The story of Alvarez’s return to San Diego in 1963 after missing all of spring training and almost the first two months of the season is one that everyone who has ever played baseball has wished they could have lived to tell. “That day I can never forget. I get there, and they came back that night. In the morning, I went to practice. The owner said, ‘I’m going to try some kids. You get some balls, hit, and run, and then in the afternoon you come back with the big team.’ I practice, took a shower, and drank a couple of beers. I figured they would give me a week to practice,” he said. His manager; however, had different plans. “The manager Heffner said. ‘Hey where are you going?’ I said, ‘I’m going to sit in the stands.’ He said, ‘No, come put your uniform and come to the dugout.’ I said, ‘I’m not in shape.’ He said, ‘I want to see you in the dugout.’ I didn’t go to the dugout, I stayed in the bullpen. All game, I was with the pitchers, talking with Jim Maloney,” he said.
Alvarez, who was lounging the in the bullpen the entire game, was totally unprepared for what happened next. “In the 9th inning, the bases are loaded, and Tommy Helms comes to hit. The manager calls timeout. The manager points to the bullpen. The pitchers said, ‘Heffner called you.’ The game was tied. I said, ‘Me, nah, that’s for you.’ They said, ‘That’s gotta be you.’ I face him [Heffner] and said, ‘Me?’ He said, ‘Yeah.’ When I go, people start clapping. Everybody stands up, and all of the people go crazy. I get up, the pitcher was Lew Krausse; he had good stuff. The first pitch, what I saw was woosh! They called a strike! I didn’t see it. He threw hard," recalled Alvarez. "After that, he threw me a curveball. Crazy! As a right handed hitter, I didn’t play ball for six months, keep it fast. He threw a breaking pitch; he gave me a chance to see [it]. When I saw the pitch, it stopped, and it stopped breaking. I go with it, and it was a home run! First swing, home run with the bases loaded. Oh my goodness! I was like a king. It was in the papers, headlines, ‘Fat Borrego wins the game with a home run for the Padres!'”

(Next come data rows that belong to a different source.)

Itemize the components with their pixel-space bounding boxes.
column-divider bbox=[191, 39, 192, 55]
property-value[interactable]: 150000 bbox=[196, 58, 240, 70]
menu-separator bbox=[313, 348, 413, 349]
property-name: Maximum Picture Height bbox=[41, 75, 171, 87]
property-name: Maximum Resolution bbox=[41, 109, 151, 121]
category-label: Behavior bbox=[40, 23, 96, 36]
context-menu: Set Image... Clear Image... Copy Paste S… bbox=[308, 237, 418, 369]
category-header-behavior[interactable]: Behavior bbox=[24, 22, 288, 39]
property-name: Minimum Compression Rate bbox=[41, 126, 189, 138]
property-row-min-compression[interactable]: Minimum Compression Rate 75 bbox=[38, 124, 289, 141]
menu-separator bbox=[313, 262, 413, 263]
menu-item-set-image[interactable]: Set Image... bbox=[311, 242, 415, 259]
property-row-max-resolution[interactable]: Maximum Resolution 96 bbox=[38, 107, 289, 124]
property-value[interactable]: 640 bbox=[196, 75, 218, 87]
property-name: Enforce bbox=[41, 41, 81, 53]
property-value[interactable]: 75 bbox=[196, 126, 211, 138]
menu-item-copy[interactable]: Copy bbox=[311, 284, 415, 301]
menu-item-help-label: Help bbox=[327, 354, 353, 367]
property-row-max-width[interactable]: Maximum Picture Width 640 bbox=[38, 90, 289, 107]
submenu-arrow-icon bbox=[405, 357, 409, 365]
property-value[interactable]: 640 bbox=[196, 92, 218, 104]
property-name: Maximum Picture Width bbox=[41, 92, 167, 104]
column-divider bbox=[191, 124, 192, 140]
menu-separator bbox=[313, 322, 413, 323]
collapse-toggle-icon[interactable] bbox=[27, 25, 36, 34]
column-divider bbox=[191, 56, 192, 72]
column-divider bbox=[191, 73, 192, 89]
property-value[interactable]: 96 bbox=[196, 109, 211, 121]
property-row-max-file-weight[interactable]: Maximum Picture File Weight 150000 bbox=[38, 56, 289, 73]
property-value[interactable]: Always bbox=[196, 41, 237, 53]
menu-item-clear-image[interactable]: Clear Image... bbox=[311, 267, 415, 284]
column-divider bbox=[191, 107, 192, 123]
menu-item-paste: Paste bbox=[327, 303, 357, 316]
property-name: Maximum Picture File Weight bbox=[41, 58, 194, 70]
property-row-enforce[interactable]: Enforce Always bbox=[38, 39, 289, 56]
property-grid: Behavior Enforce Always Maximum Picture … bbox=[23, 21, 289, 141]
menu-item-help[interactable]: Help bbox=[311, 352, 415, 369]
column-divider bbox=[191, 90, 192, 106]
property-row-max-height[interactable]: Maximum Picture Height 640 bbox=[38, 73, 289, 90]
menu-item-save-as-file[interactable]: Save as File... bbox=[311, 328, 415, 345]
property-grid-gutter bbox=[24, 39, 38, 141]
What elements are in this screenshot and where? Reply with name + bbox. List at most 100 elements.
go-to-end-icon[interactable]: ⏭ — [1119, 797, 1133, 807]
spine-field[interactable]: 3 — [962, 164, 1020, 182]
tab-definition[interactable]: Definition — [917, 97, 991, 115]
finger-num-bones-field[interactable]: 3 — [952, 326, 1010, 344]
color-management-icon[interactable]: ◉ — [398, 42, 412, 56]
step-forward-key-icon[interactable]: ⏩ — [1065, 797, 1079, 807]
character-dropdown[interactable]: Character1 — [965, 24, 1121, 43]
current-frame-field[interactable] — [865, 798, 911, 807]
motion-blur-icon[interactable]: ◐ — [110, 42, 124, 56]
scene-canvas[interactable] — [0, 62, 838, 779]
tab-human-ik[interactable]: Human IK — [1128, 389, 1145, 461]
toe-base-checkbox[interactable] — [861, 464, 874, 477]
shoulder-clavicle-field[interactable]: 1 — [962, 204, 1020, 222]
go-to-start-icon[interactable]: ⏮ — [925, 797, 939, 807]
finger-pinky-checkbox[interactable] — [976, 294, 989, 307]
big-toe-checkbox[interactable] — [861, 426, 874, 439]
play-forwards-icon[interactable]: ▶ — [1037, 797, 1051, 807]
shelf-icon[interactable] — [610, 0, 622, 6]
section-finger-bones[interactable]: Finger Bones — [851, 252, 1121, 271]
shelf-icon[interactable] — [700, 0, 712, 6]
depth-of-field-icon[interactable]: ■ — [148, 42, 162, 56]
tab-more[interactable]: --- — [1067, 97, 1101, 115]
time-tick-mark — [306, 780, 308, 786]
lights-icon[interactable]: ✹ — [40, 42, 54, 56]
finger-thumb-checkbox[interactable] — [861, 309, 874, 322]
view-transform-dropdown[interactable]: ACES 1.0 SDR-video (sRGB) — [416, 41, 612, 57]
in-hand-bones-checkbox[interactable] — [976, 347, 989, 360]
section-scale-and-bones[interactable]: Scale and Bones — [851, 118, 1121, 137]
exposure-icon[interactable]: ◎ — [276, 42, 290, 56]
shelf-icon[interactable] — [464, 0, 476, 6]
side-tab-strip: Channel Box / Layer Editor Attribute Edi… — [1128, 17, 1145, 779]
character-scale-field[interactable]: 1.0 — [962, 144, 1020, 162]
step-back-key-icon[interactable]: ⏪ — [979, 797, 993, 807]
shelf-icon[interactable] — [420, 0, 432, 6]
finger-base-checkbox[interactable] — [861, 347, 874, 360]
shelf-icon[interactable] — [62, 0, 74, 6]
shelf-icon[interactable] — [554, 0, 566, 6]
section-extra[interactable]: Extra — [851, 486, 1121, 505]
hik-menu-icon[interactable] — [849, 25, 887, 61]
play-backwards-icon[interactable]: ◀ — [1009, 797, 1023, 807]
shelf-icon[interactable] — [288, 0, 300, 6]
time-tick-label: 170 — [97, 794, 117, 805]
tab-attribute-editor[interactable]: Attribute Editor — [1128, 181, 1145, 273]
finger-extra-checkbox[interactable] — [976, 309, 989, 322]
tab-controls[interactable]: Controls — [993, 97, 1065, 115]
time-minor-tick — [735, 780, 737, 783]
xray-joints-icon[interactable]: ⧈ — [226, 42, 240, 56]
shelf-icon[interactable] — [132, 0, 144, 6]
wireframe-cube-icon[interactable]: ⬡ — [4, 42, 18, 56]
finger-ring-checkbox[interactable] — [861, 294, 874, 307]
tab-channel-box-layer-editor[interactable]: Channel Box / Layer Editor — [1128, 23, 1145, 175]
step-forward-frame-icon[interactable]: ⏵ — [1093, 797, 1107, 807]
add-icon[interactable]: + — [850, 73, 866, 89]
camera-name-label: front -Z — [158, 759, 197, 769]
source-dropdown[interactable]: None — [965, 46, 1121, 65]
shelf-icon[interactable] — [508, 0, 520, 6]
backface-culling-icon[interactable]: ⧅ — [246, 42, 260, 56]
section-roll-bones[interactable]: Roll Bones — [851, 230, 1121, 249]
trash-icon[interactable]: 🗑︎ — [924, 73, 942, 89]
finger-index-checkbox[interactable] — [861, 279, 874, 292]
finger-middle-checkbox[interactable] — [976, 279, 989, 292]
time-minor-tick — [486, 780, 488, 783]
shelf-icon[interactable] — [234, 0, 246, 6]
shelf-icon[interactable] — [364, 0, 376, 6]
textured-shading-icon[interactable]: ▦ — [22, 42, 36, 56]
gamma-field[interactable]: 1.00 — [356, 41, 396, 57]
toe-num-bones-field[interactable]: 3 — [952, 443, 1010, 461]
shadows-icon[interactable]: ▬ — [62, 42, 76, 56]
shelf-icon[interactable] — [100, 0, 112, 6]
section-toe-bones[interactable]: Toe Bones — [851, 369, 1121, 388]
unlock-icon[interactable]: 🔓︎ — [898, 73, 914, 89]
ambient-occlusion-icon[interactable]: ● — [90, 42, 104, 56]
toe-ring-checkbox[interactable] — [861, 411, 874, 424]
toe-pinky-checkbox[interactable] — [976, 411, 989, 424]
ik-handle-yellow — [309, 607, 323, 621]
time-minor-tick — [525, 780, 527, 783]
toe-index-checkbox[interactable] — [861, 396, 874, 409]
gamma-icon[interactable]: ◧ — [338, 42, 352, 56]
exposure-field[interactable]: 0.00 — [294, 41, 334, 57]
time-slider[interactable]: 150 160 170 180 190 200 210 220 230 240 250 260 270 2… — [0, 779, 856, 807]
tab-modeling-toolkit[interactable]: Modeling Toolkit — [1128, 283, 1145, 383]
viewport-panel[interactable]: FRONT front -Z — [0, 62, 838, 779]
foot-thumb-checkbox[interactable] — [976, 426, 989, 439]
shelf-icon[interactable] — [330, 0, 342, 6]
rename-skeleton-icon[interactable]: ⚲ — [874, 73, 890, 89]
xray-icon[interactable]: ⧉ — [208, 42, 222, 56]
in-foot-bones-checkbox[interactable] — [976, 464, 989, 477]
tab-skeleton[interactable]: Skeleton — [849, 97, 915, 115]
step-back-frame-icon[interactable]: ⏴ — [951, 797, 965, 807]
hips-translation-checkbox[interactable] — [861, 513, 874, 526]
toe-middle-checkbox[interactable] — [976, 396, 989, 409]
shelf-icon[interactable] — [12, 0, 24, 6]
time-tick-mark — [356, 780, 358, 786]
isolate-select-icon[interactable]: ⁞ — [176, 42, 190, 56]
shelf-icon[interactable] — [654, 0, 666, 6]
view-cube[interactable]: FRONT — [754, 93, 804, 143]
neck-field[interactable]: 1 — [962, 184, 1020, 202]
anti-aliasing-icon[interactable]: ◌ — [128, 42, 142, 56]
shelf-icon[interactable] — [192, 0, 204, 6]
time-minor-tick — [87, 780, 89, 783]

Alvarez played through 1967 in the Reds system, swatting 226 home runs in 12 seasons. He played an additional six seasons in the Mexican League before ending his career in 1973. He was inducted into the Hall of Fame of the Cuban Baseball Players in Exile in 1998. Alvarez was also honored earlier this year in February at a ceremony for the Cuban Sports Hall of Fame at the Big Five Club in Miami.